The involvement of sPLA.sub.2 in the inflammatory response is supported by two types of data. First, elevated levels of serum PLA.sub.2 activity have been observed in diseases such as endotoxemia (Vadas and Hay (1983) Can. J. Physiol. Pharmacol. 61: 561-566), sepsis (Vadas (1984) J. Lab. Clin. Med. 104: 873-881; Nevalainen et al. (1992) Clin. Chem. 38: 1824-1829), rheumatoid arthritis (Pruzanski et al. (1988) J. Rheumatol. 15: 1351-1355), pancreatitis (Nevalainen et al. (1993) Gut 34: 1133-1136) and uremia (Costello et al. (1990) Clin. Chem. 36: 198-200) and in some studies correlate with severity and outcome. One of the best documented cases is acute pancreatitis in which sPLA.sub.2 immuno-reactive activity, but not pancreatic PLA.sub.2 immuno-reactive activity, is correlated with serum PLA.sub.2 enzymatic activity.
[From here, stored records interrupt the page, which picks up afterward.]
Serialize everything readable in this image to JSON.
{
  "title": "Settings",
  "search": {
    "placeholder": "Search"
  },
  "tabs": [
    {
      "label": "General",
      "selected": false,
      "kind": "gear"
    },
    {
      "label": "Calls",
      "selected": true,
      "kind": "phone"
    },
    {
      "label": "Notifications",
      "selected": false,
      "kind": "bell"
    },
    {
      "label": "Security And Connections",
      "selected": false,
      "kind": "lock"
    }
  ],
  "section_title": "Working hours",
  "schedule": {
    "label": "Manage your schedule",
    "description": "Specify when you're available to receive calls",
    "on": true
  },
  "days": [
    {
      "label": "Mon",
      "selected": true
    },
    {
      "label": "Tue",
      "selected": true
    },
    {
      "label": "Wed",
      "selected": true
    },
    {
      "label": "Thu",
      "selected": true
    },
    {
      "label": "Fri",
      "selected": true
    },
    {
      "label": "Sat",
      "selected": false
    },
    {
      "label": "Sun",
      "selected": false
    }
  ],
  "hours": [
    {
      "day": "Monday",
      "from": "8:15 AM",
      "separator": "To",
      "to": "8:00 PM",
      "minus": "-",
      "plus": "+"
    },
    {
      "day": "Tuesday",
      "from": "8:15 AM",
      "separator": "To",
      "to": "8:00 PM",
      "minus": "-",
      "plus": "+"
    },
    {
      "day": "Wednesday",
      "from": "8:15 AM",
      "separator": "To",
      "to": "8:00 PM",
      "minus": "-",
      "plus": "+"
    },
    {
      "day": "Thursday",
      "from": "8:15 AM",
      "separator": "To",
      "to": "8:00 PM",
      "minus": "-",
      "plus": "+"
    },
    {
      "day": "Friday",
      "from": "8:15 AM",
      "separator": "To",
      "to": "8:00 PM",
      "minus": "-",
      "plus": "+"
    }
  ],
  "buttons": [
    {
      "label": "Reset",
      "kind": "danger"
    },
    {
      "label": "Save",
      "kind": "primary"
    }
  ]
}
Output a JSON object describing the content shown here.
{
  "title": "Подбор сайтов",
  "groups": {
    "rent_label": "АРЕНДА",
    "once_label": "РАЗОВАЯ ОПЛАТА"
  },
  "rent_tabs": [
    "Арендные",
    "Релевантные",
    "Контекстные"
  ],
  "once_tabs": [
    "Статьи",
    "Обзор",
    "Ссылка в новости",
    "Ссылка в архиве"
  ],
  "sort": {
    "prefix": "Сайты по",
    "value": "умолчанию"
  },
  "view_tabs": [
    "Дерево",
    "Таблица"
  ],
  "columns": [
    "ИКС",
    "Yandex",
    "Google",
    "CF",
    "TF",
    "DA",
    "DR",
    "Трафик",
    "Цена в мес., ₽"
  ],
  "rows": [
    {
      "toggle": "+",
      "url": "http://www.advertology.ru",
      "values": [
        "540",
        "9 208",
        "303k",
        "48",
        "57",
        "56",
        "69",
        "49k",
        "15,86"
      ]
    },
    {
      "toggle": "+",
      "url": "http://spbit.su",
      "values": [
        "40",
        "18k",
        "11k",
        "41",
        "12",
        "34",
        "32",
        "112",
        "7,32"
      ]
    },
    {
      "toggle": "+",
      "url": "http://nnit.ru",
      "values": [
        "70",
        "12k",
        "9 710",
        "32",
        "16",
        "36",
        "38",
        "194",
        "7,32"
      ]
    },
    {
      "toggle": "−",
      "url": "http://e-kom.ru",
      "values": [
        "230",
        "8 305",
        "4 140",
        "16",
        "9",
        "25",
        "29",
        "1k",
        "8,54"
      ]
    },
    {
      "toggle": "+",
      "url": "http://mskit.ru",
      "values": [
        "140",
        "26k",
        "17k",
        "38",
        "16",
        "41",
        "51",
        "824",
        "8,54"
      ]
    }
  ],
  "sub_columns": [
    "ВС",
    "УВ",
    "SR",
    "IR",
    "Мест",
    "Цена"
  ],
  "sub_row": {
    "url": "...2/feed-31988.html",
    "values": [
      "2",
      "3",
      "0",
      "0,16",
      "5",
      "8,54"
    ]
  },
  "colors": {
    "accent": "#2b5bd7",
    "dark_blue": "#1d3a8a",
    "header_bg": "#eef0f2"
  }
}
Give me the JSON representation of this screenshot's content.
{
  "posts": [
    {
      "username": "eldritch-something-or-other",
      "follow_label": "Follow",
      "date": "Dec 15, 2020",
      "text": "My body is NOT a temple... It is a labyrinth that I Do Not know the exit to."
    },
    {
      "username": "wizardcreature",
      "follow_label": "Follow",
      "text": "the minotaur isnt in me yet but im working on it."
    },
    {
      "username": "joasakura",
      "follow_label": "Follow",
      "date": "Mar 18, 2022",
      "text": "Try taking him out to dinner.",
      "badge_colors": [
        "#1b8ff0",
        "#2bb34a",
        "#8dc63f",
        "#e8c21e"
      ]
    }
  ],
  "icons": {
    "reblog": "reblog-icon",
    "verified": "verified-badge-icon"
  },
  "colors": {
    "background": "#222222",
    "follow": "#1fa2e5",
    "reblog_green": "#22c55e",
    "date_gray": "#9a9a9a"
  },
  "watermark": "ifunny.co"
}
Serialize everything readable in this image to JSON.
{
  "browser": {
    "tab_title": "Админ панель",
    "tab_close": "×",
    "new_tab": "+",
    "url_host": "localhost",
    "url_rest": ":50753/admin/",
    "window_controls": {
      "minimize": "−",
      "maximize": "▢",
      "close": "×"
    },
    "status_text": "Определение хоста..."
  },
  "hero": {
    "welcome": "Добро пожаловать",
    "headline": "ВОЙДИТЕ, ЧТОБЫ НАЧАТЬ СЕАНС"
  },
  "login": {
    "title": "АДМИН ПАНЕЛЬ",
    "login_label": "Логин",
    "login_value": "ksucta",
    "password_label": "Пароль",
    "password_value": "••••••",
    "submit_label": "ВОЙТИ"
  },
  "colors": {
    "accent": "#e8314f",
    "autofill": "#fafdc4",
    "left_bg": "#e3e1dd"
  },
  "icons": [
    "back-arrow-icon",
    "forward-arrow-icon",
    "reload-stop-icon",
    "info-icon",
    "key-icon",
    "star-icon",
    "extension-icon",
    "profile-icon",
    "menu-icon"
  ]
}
The duration of the elevated levels is longer for the more severe necrotizing pancreatitis than the less severe oedmatous form (Nevalainen et al. (1993) supra).
Second, in both animal and tissue models (Snyder et al. (1993) J. Pharmacol. and Therapeutics 266: 1147-1155), the introduction of sPLA.sub.2 results in an inflammatory like response.
The isolation of specific antagonists to sPLA.sub.2 would have multiple uses. First, sPLA.sub.2 ligands would provide a useful tool for defining the enzyme's role in inflammatory responses and in diagnosing various inflammatory conditions. Second, sPLA.sub.2 antagonists would be useful as an anti-inflammatory therapeutic. Given the cationic nature of sPLA.sub.2 and the specificity of high affinity oligonucleotide ligands, SELEX technology is well suited for the isolation of sPLA.sub.2 antagonists which would not cross react with pancreatic or high molecular weight PLA2s. The present invention demonstrates the successful isolation of high-affinity oligonucleotide antagonists to sPLA.sub.2.